Because of his own experience the apostle is careful now to keep his preaching sharply focused on the only subject God will honor by calling light out of darkness--that is, ''For we do not preach ourselves, but Jesus Christ as Lord, and ourselves as your servants for Jesus' sake" (2 Corinthians 4:5). The danger in preaching is that all too often we offer ourselves as the remedy for man's need. We speak about the church or Christian education or the Christian way of life, when all the time what people need is Jesus. The church cannot save, a knowledge of Christian philosophy does not heal, doctrine without love puffs up. Only Jesus is Lord, only He is absolutely essential to life. When He is encountered, all the other things will fall into their proper places.
A servant heart
In view of this, the role of the Christian is that of a servant. He is there to discover the needs of others and to do whatever his master tells him to do to meet those needs. He is, therefore, a servant "for Jesus' sake." He is never the servant of men, but he is Jesus' servant and therefore serves men. That is an important distinction. A friend of mine said, "The tragic error I made was that I became a servant of people. I felt obligated to respond favorably when anyone called and asked me to do something. Someone would say, 'I think you ought to do such and such,' and I would say, 'Right, I'd better do it.' Then five other people would tell me what they thought I should do. Suddenly I found myself in trouble because I couldn't do everything. But when I checked the life of Jesus, I found that He was a servant of the Father, not a servant of people. He submitted himself to the people whom the Father picked out. That set me free."

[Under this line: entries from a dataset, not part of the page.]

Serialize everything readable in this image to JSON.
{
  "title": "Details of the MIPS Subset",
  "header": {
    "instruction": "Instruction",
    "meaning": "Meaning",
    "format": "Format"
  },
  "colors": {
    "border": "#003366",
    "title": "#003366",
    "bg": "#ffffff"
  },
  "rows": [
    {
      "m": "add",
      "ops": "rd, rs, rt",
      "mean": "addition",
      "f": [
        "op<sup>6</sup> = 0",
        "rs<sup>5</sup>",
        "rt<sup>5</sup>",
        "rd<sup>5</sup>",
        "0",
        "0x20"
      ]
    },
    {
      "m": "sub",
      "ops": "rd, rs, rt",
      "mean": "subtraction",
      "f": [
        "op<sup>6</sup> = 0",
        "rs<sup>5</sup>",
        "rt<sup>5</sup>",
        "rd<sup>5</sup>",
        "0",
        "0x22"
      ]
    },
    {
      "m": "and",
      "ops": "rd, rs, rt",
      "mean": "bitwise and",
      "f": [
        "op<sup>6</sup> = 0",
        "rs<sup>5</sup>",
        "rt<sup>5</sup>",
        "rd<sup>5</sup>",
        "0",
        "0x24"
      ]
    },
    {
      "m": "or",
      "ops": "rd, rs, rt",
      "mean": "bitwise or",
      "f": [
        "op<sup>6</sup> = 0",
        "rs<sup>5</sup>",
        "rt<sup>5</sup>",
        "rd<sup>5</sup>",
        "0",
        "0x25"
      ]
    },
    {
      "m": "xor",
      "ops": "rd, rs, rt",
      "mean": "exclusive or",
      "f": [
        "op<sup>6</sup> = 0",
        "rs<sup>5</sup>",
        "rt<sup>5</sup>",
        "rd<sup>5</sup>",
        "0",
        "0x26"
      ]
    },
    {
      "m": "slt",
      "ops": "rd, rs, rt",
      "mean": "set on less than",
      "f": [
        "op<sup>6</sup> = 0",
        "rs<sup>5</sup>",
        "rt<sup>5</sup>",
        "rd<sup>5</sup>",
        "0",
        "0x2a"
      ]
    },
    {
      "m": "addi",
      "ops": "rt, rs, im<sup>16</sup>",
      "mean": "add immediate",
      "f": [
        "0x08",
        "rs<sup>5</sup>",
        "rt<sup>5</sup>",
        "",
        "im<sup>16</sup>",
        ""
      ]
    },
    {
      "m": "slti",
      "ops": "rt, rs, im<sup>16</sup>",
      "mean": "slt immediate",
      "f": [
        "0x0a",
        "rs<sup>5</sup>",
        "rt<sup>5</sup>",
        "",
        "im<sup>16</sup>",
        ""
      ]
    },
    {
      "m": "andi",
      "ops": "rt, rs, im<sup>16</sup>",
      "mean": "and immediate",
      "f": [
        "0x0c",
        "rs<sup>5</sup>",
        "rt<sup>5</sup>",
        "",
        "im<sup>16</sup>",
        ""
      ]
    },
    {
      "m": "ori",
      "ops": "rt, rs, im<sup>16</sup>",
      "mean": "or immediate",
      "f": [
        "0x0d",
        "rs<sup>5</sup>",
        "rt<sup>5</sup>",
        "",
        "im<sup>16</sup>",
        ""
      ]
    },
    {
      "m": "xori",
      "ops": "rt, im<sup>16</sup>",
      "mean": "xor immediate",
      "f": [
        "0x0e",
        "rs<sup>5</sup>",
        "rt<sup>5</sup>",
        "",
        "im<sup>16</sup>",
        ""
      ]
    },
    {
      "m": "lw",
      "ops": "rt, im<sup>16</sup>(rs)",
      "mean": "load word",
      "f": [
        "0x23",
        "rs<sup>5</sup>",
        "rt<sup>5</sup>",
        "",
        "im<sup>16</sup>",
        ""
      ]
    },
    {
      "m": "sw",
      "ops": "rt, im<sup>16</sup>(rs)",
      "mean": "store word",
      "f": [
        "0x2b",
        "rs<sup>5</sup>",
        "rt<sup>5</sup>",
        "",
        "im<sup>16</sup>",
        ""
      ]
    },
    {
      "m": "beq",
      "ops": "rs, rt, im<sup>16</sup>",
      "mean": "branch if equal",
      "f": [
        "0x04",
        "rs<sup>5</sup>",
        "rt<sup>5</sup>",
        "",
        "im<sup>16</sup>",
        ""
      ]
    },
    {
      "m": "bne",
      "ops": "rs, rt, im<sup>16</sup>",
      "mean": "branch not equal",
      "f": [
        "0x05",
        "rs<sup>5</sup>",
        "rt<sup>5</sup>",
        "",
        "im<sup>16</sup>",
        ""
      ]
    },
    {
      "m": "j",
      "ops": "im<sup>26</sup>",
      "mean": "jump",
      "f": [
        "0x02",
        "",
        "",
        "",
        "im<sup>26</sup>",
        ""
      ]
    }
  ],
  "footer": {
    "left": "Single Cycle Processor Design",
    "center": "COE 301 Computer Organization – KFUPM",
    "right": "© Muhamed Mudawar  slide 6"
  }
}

God always honors a message centered on the Lordship of Jesus, and which manifests a servant's heart to those whom he sets in your path. The god of this world, the enemy without, is clever and subtle. He knows how to lead men into darkness without their being aware of what is happening. But the God of resurrection is more than his equal. He will honor the open statement of the truth with the light of the glory of God, pouring from the face of Jesus Christ.